The M&P line is well-respected for a reason. Over the years, they have proven to be well-made and reliable duty-worthy weapons. I carry a Shield quite often, own an M&P9, and have owned several of the M&P products over the years, including a good little AR.
The first handgun I ever loved was my dad’s Model 29 .357.
So, when it comes to Smith and Wesson, I’m far from a naysayer.
When Smith and Wesson announced that they’d be updating the M&P handguns, I was looking forward to it. However, when the pictures of the upgrades came across my desk, I was kinda underwhelmed. Granted, the guns looked cool, but at first glance it appeared that Smith had only added some stippling, slapped a M2.0 sticker on the package, and called it a new gun.
With these misgivings, I decided to go ahead and give the new gun a chance.
When the M2.0 arrived at my FFL, I was happy with how positive the grip texture felt. Still, as I headed to the range, I wondered if the difference would be notable enough to write about.
Brownells was kind enough to send some Blazer Brass in 115gr.
I shot the M2.0 a lot, and I plan to shoot it a lot more. Four improvements stood out right away.
M&P handguns have always been known for their comfortable grips. They seem well-fitted to most hands. Now with four interchangeable grip inserts, the options are even more specific to the individual’s hand. I have large hands but personally think that the small palmswell coupled with the new aggressive texture makes the gun feel like it’s been sent off for custom frame profiling and stippling. The texture feels like good stippling, too.
The trigger on the M&Ps have come a long way. The first iterations rode the struggle bus to the range if you ask me, but before the 2.0, newer M&Ps have been coming with, shall we say, an “evolved” trigger. Still, the M2.0’s trigger is better than previous evolutions. You’ll notice the small frame bump inside the trigger guard has moved as well. The trigger feels lighter, but I’m betting it’s just breaking cleaner. The reset is audible and tactile, and the over travel seems to be reduced. I really like this trigger with this remaining caveat; I still think the trigger shoe’s geometry needs corrected. The trigger shoe’s curve is simply too pronounced. That being said, let me reiterate, this trigger certainly isn’t riding a struggle bus anywhere. It’s quite good, actually.
I’m not sure if it’s due to the more rigid frame (Smith and Wesson has embedded a steel chassis that extends to the end of the frame) or due to the new 1 in 10” twist barrel, but this gun is more accurate than my other M&P 9. I shot offhand and rested groups from 34 yards and the group difference was noticeable. I need all the help I can get.

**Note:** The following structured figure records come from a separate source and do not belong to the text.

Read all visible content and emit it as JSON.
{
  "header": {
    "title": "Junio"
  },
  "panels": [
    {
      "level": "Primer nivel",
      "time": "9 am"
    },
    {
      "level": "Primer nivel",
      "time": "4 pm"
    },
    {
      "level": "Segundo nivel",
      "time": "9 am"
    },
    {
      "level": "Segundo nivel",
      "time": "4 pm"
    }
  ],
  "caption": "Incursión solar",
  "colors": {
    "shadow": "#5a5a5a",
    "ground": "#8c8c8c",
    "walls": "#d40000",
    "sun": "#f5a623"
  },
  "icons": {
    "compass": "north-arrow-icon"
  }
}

I’ve already mentioned the steel embedded frame, but the slide has been re-profiled and forward slide serrations have been added. Do these design improvements contribute to function in a remarkable way? I don’t think so, but they sure look good! More notably, the slide stop has been reengineered so that the slide won’t fall forward, chambering a round, when a new magazine is inserted with authority.
The improvements to the M&P made in the M2.0 were subtle but thoughtful. The small improvements came together to refine the shooting experience more significantly than I would have guessed.
The Sweaty, Muddy, Bloody Test
Since the grip texture seemed to be a more pronounced feature than I had initially expected, I decided to do a bit of a field test. If, God forbid, an end-user actually ever had to use his or her handgun in a defensive application, the likelihood of doing so while sweaty, muddy, or bloody is relatively high. So grip purchase is very important. This feature seemed to be the M2.0’s claim to fame, so we decided on a sweaty, muddy, bloody test.
I used dish soap to synthesize sweat and/or blood. As you know, dish soap is much more slippery then either sweat or blood. I covered my hands, the grip, and the slide generously. I then proceeded to shoot steel and attempt to manipulate the handgun normally. I did this to both the original and M2.0 versions of the M&P 9. True to form, the advantage gained by the M2.0’s grip texture was significant. Follow up shots were much easier to manage on the new M&P over the older version.
I then took both guns to a red clay mud hole and squashed both guns down into the mud. Afterward, I took them directly to the firing line and began to compare function. Both guns got the first few rounds off before the mud slowed the slide’s function. Most importantly, the M2.0’s grip again performed much better than its counterpart.
Granted, this test is a bit anecdotal, so I’ve included video for you to develop your own opinion, but I expect that your experience will mirror my own. This grip is vastly improved.
That mud and water also gave me an opportunity to check out how the Armonite finish holds up and the initial results are favorable.
I’ve seen the light! My opinion has shifted. Initially, I thought “I already have an M&P9 and I don’t see a significant enough difference to bother with upgrading,” but after shooting the M2.0, I foresee a move into the 2.0 in my near future.